SRAM and DRAM are the two varieties of RAM. The fundamental distinction between SRAM and DRAM is that SRAM is an energy-efficient memory chip type that is faster than DRAM. DRAM, on the other hand, is a memory chip that uses more power but can store more data than SRAM.

SRAM vs. DRAM: Which one is better?

Since SRAM, also known as static RAM, does not need to be refreshed on a regular basis while DRAM does while it is in use, SRAM offers better performance than DRAM. SRAM is more expensive and less dense than DRAM while having sizes that are orders of magnitude less.

What is the primary drawback of utilizing DRAM instead of SRAM?

All storage units of DRAM are brought together for a period of time to undergo a gradual refresh during a predetermined refresh cycle; reading and writing operations must stop during this time. Distributed refreshes are completed for each row of storage units throughout each storage cycle.
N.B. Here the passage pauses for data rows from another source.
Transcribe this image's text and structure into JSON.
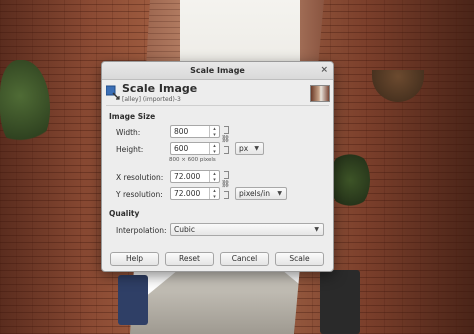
{
  "window": {
    "title": "Scale Image",
    "close_glyph": "×"
  },
  "header": {
    "title": "Scale Image",
    "subtitle": "[alley] (imported)-3",
    "icon": "scale-image-icon"
  },
  "image_size": {
    "section_label": "Image Size",
    "width_label": "Width:",
    "width_value": "800",
    "height_label": "Height:",
    "height_value": "600",
    "pixels_hint": "800 × 600 pixels",
    "unit": "px",
    "x_res_label": "X resolution:",
    "x_res_value": "72.000",
    "y_res_label": "Y resolution:",
    "y_res_value": "72.000",
    "res_unit": "pixels/in"
  },
  "quality": {
    "section_label": "Quality",
    "interp_label": "Interpolation:",
    "interp_value": "Cubic"
  },
  "buttons": {
    "help": "Help",
    "reset": "Reset",
    "cancel": "Cancel",
    "scale": "Scale"
  },
  "icons": {
    "spin_up": "▴",
    "spin_down": "▾",
    "dropdown": "▼",
    "chain": "⛓"
  }
}
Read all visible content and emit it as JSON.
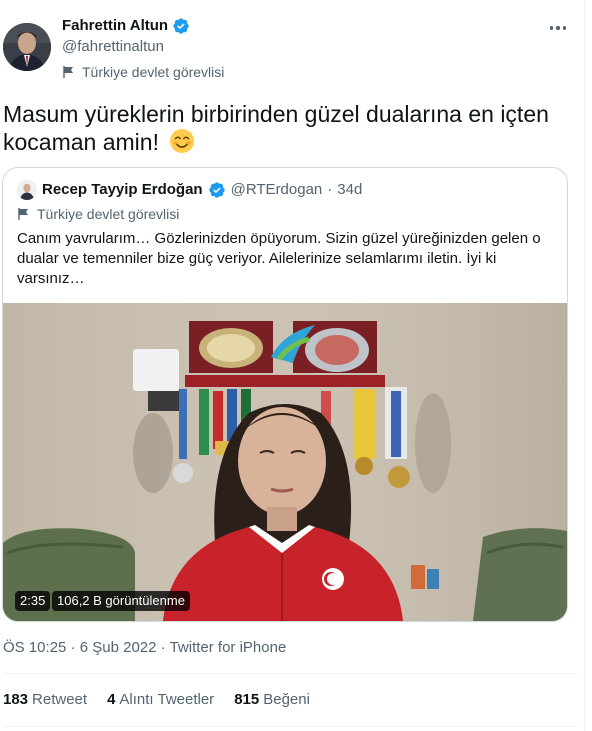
{
  "author": {
    "display_name": "Fahrettin Altun",
    "handle": "@fahrettinaltun",
    "label": "Türkiye devlet görevlisi",
    "verified": true
  },
  "tweet": {
    "text_line1": "Masum yüreklerin birbirinden güzel dualarına en içten",
    "text_line2": "kocaman amin!",
    "emoji": "smiling-face-with-smiling-eyes"
  },
  "quoted_tweet": {
    "display_name": "Recep Tayyip Erdoğan",
    "handle": "@RTErdogan",
    "separator": "·",
    "age": "34d",
    "label": "Türkiye devlet görevlisi",
    "text": "Canım yavrularım… Gözlerinizden öpüyorum. Sizin güzel yüreğinizden gelen o dualar ve temenniler bize güç veriyor. Ailelerinize selamlarımı iletin. İyi ki varsınız…",
    "video": {
      "duration": "2:35",
      "views": "106,2 B görüntülenme"
    }
  },
  "meta": {
    "time": "ÖS 10:25",
    "separator1": "·",
    "date": "6 Şub 2022",
    "separator2": "·",
    "source": "Twitter for iPhone"
  },
  "stats": {
    "retweets_count": "183",
    "retweets_label": "Retweet",
    "quotes_count": "4",
    "quotes_label": "Alıntı Tweetler",
    "likes_count": "815",
    "likes_label": "Beğeni"
  },
  "colors": {
    "verified": "#1d9bf0",
    "text_primary": "#0f1419",
    "text_secondary": "#536471",
    "border": "#cfd9de"
  }
}
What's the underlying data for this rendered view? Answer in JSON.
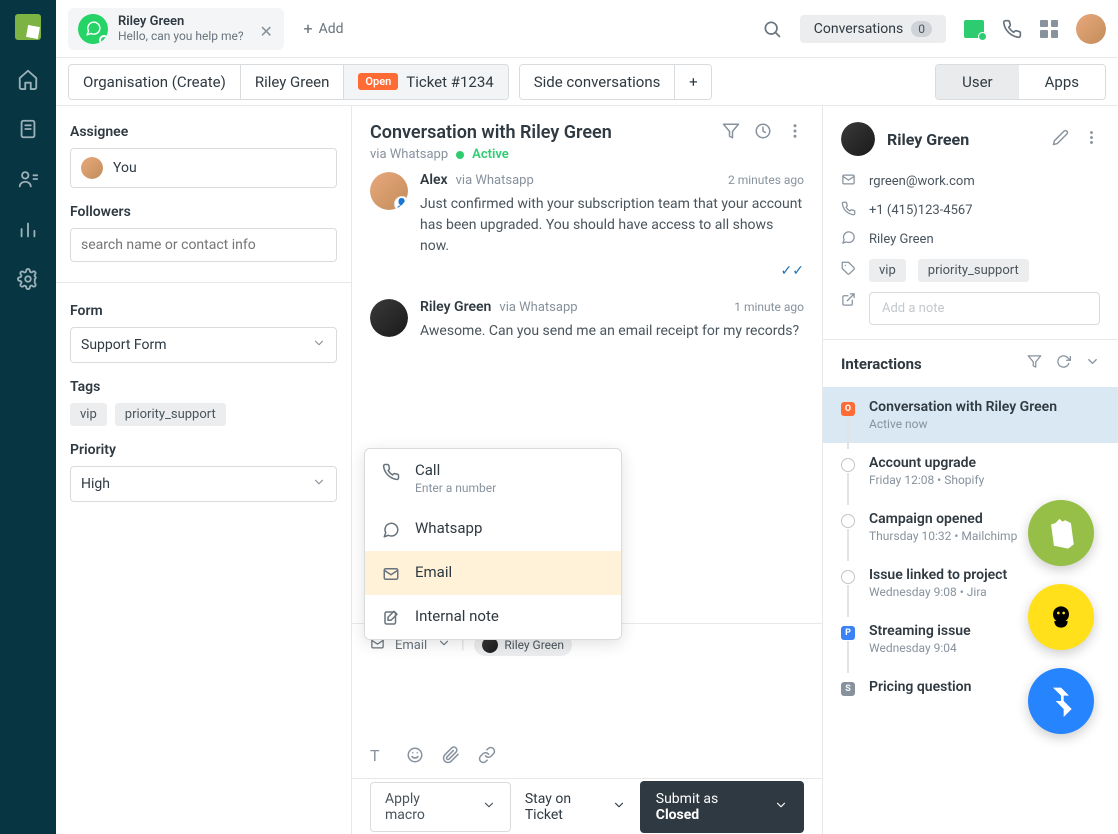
{
  "topbar": {
    "tab_contact": "Riley Green",
    "tab_preview": "Hello, can you help me?",
    "add_label": "Add",
    "conversations_label": "Conversations",
    "conversations_count": "0"
  },
  "tabs": {
    "org": "Organisation (Create)",
    "person": "Riley Green",
    "open_badge": "Open",
    "ticket": "Ticket #1234",
    "side": "Side conversations",
    "toggle_user": "User",
    "toggle_apps": "Apps"
  },
  "left": {
    "assignee_lbl": "Assignee",
    "assignee_val": "You",
    "followers_lbl": "Followers",
    "followers_ph": "search name or contact info",
    "form_lbl": "Form",
    "form_val": "Support Form",
    "tags_lbl": "Tags",
    "tag1": "vip",
    "tag2": "priority_support",
    "priority_lbl": "Priority",
    "priority_val": "High"
  },
  "conv": {
    "title": "Conversation with Riley Green",
    "via": "via Whatsapp",
    "status": "Active",
    "m1_name": "Alex",
    "m1_via": "via Whatsapp",
    "m1_time": "2 minutes ago",
    "m1_txt": "Just confirmed with your subscription team that your account has been upgraded. You should have access to all shows now.",
    "m2_name": "Riley Green",
    "m2_via": "via Whatsapp",
    "m2_time": "1 minute ago",
    "m2_txt": "Awesome. Can you send me an email receipt for my records?"
  },
  "menu": {
    "call": "Call",
    "call_sub": "Enter a number",
    "wa": "Whatsapp",
    "email": "Email",
    "note": "Internal note"
  },
  "composer": {
    "channel": "Email",
    "recipient": "Riley Green"
  },
  "footer": {
    "macro": "Apply macro",
    "stay": "Stay on Ticket",
    "submit_pre": "Submit as ",
    "submit_state": "Closed"
  },
  "right": {
    "name": "Riley Green",
    "email": "rgreen@work.com",
    "phone": "+1 (415)123-4567",
    "wa": "Riley Green",
    "tag1": "vip",
    "tag2": "priority_support",
    "note_ph": "Add a note",
    "inter_lbl": "Interactions",
    "i1_t": "Conversation with Riley Green",
    "i1_s": "Active now",
    "i2_t": "Account upgrade",
    "i2_s": "Friday 12:08 • Shopify",
    "i3_t": "Campaign opened",
    "i3_s": "Thursday 10:32 • Mailchimp",
    "i4_t": "Issue linked to project",
    "i4_s": "Wednesday 9:08 • Jira",
    "i5_t": "Streaming issue",
    "i5_s": "Wednesday 9:04",
    "i6_t": "Pricing question"
  }
}
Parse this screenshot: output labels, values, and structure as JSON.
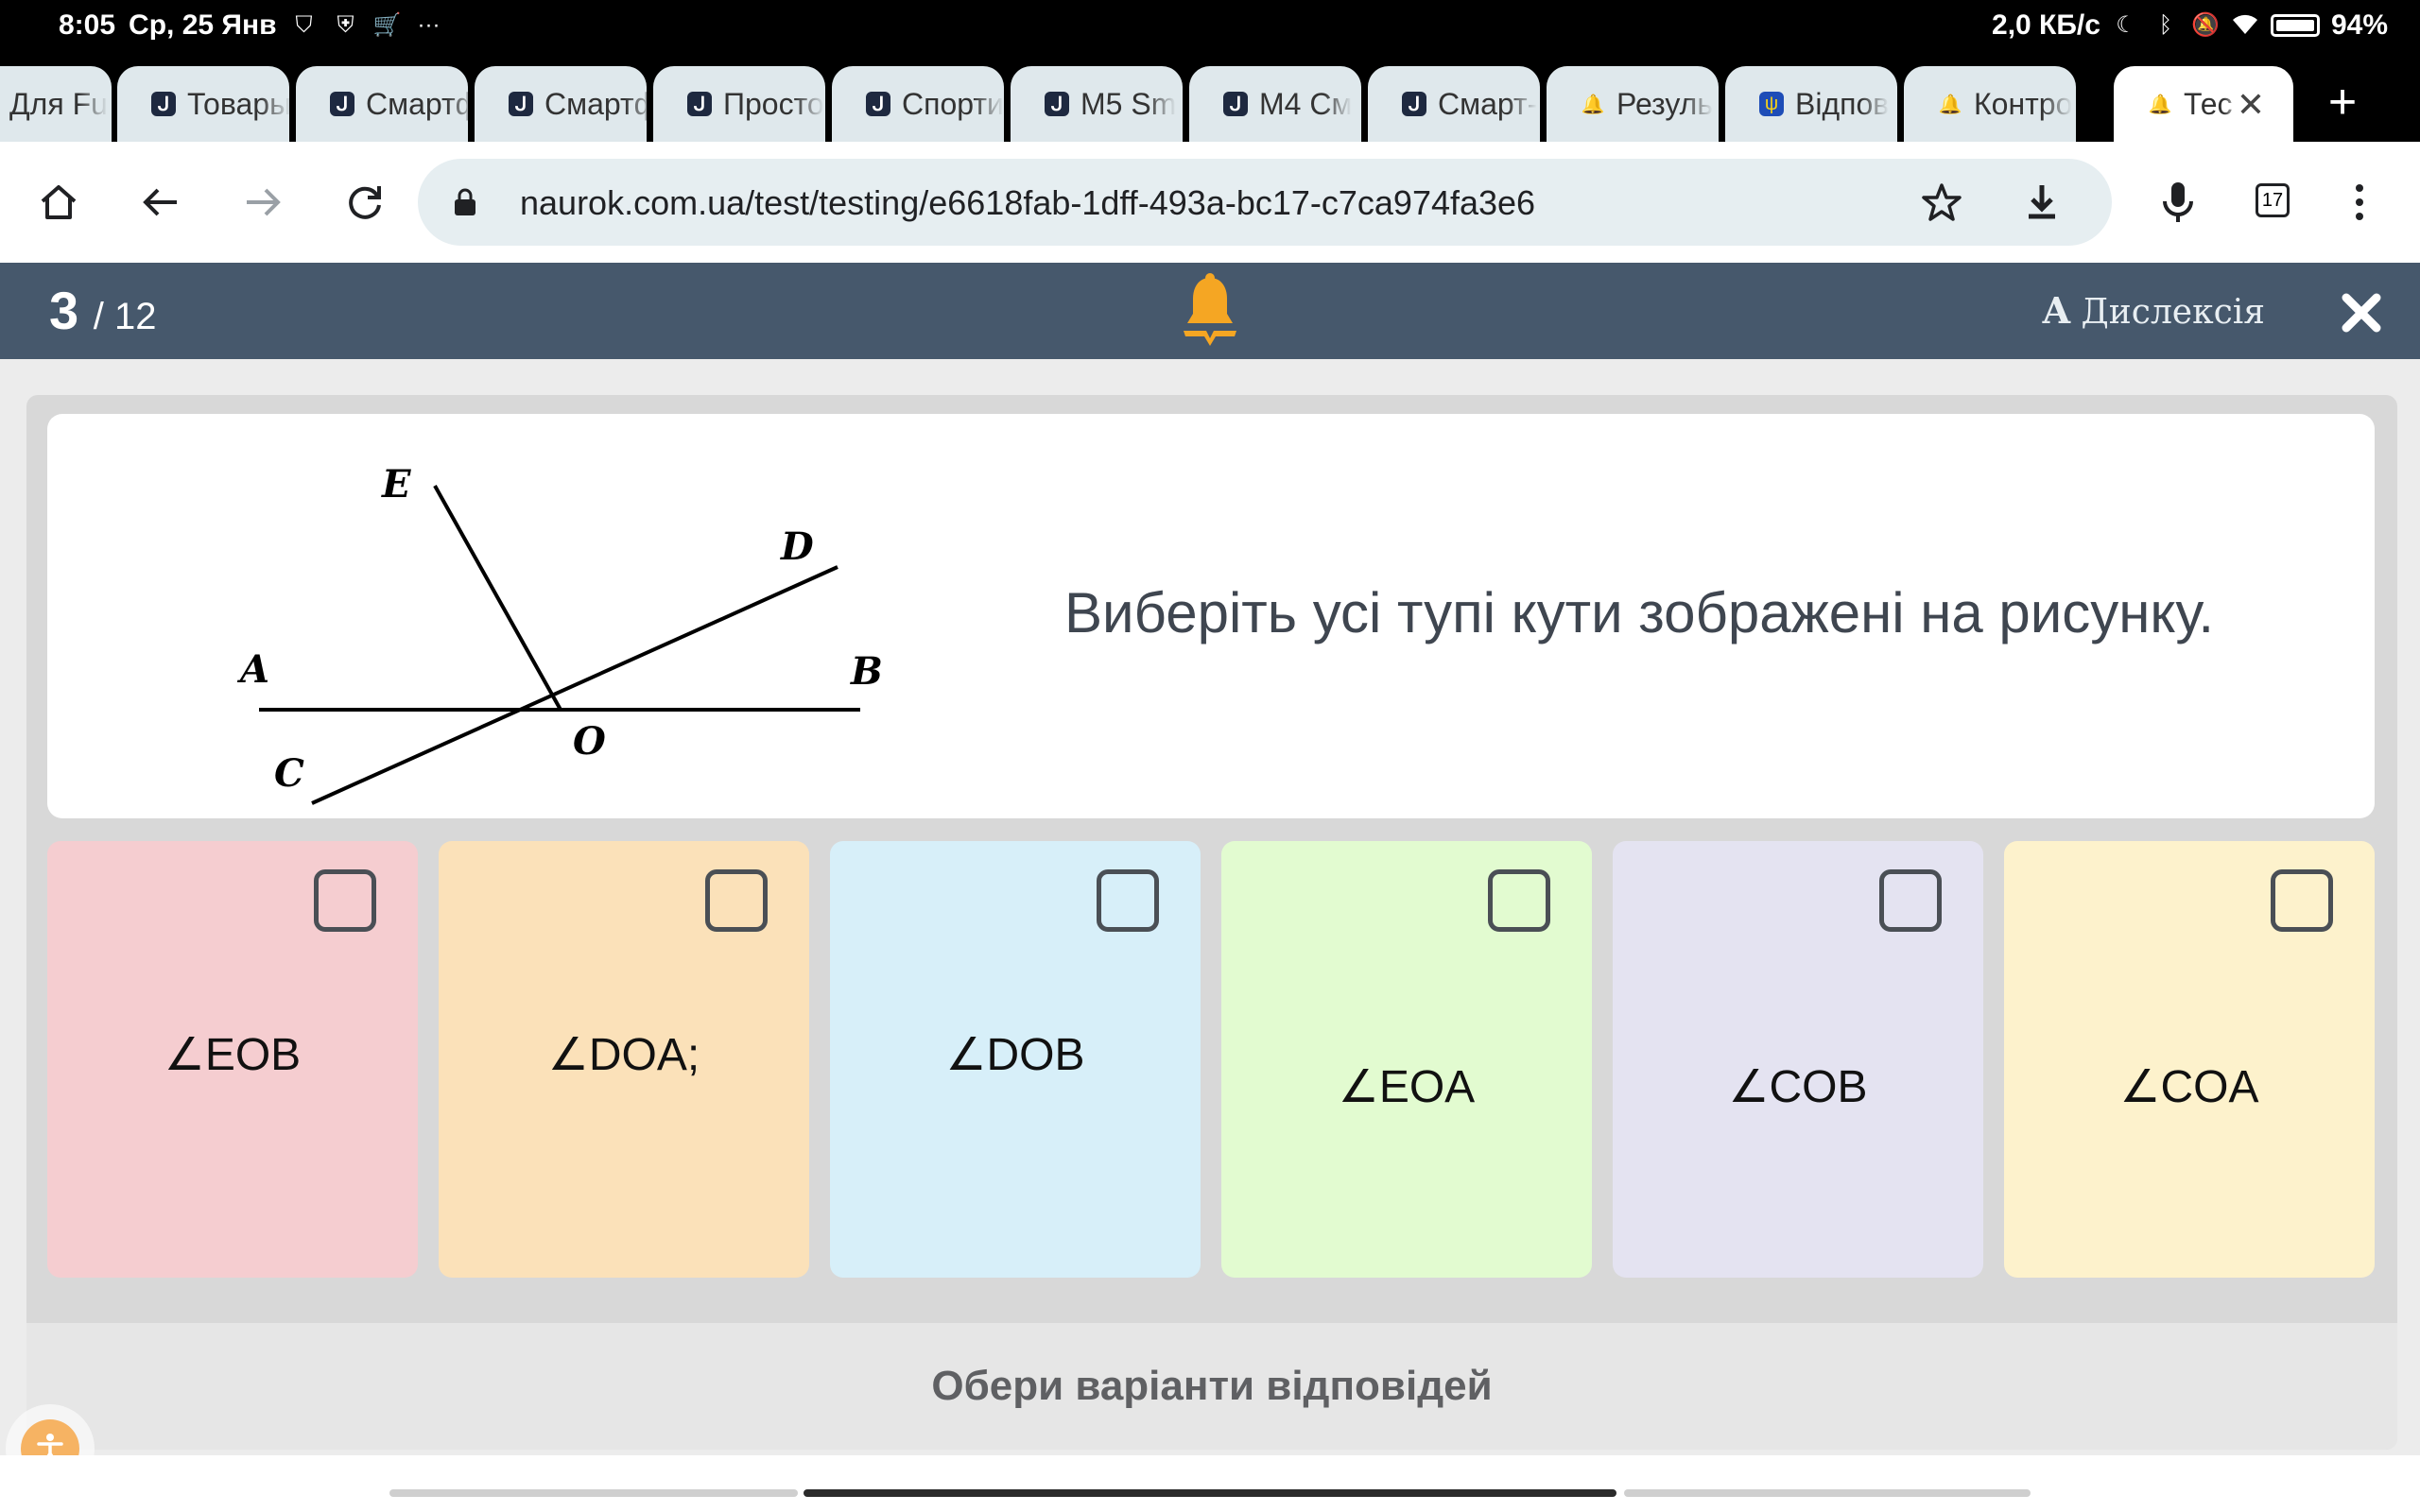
{
  "status": {
    "time": "8:05",
    "date": "Ср, 25 Янв",
    "net_speed": "2,0 КБ/с",
    "battery": "94%"
  },
  "tabs": [
    {
      "label": "Для Fu",
      "favicon": "naurok-n"
    },
    {
      "label": "Товары",
      "favicon": "naurok-n"
    },
    {
      "label": "Смартф",
      "favicon": "naurok-n"
    },
    {
      "label": "Смартф",
      "favicon": "naurok-n"
    },
    {
      "label": "Просто",
      "favicon": "naurok-n"
    },
    {
      "label": "Спорти",
      "favicon": "naurok-n"
    },
    {
      "label": "M5 Sm",
      "favicon": "naurok-n"
    },
    {
      "label": "M4 См",
      "favicon": "naurok-n"
    },
    {
      "label": "Смарт-",
      "favicon": "naurok-n"
    },
    {
      "label": "Резуль",
      "favicon": "bell"
    },
    {
      "label": "Відпов",
      "favicon": "ua-trident"
    },
    {
      "label": "Контро",
      "favicon": "bell"
    },
    {
      "label": "Тес",
      "favicon": "bell",
      "active": true
    }
  ],
  "toolbar": {
    "url": "naurok.com.ua/test/testing/e6618fab-1dff-493a-bc17-c7ca974fa3e6",
    "tab_count": "17"
  },
  "quiz": {
    "current": "3",
    "total": "/ 12",
    "dyslexia_letter": "A",
    "dyslexia_label": "Дислексія",
    "question": "Виберіть усі тупі кути зображені на рисунку.",
    "figure_labels": {
      "E": "E",
      "D": "D",
      "A": "A",
      "B": "B",
      "O": "O",
      "C": "C"
    },
    "options": [
      {
        "label": "∠EOB",
        "color": "#f5cdd0",
        "checked": false
      },
      {
        "label": "∠DOA;",
        "color": "#fbe1b9",
        "checked": false
      },
      {
        "label": "∠DOB",
        "color": "#d7eff9",
        "checked": false
      },
      {
        "label": "∠EOA",
        "color": "#e2fbd0",
        "checked": false
      },
      {
        "label": "∠COB",
        "color": "#e4e3f1",
        "checked": false
      },
      {
        "label": "∠COA",
        "color": "#fdf2cc",
        "checked": false
      }
    ],
    "footer_hint": "Обери варіанти відповідей"
  },
  "colors": {
    "header_bg": "#46586c",
    "bell": "#f5a623"
  }
}
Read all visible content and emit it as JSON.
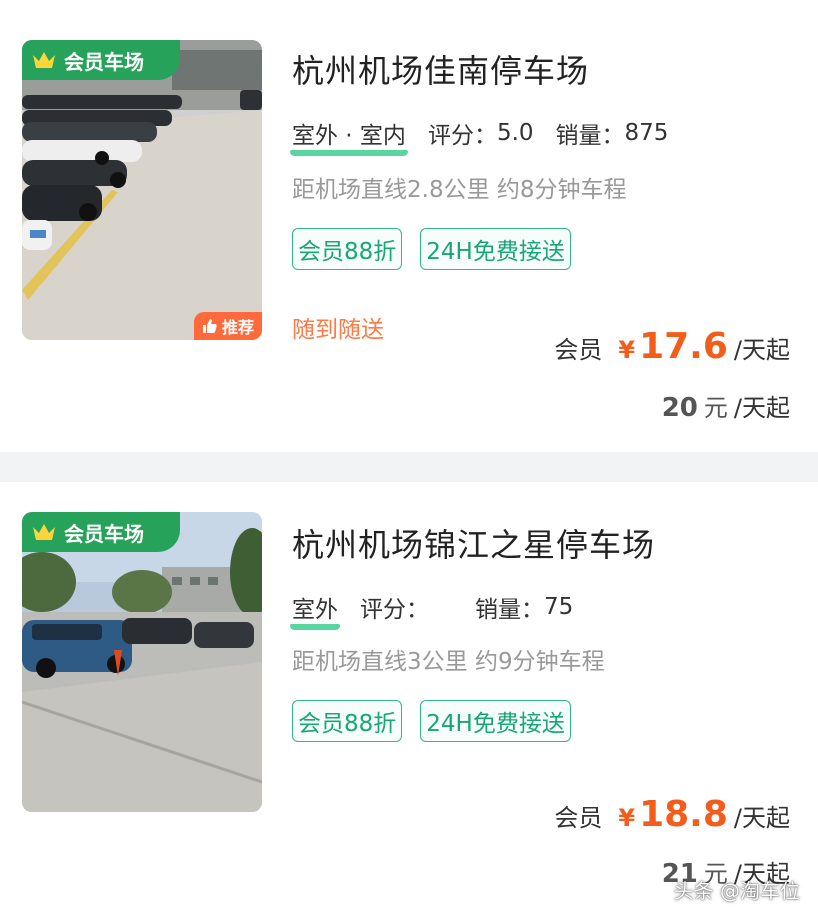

Drawbacks or disadvantages of SRAM

SRAM has a bigger size and is more expensive to produce than DRAM. Its components are also more numerous and poorly integrated.

What is DRAM?

Dynamic random access memory (DRAM), a form of semiconductor memory, is frequently used to store the data or program code needed for a computer processor to operate. DRAM is a popular variety of random access memory (RAM) that is utilized in servers, workstations, and personal computers (PCs).

What is the size of SRAM and DRAM?

SRAM has a storage capacity of 1MB to 16MB, but the common DRAM sizes in laptops and smartphones are 4 to 16GB and 1GB to 2GB, respectively.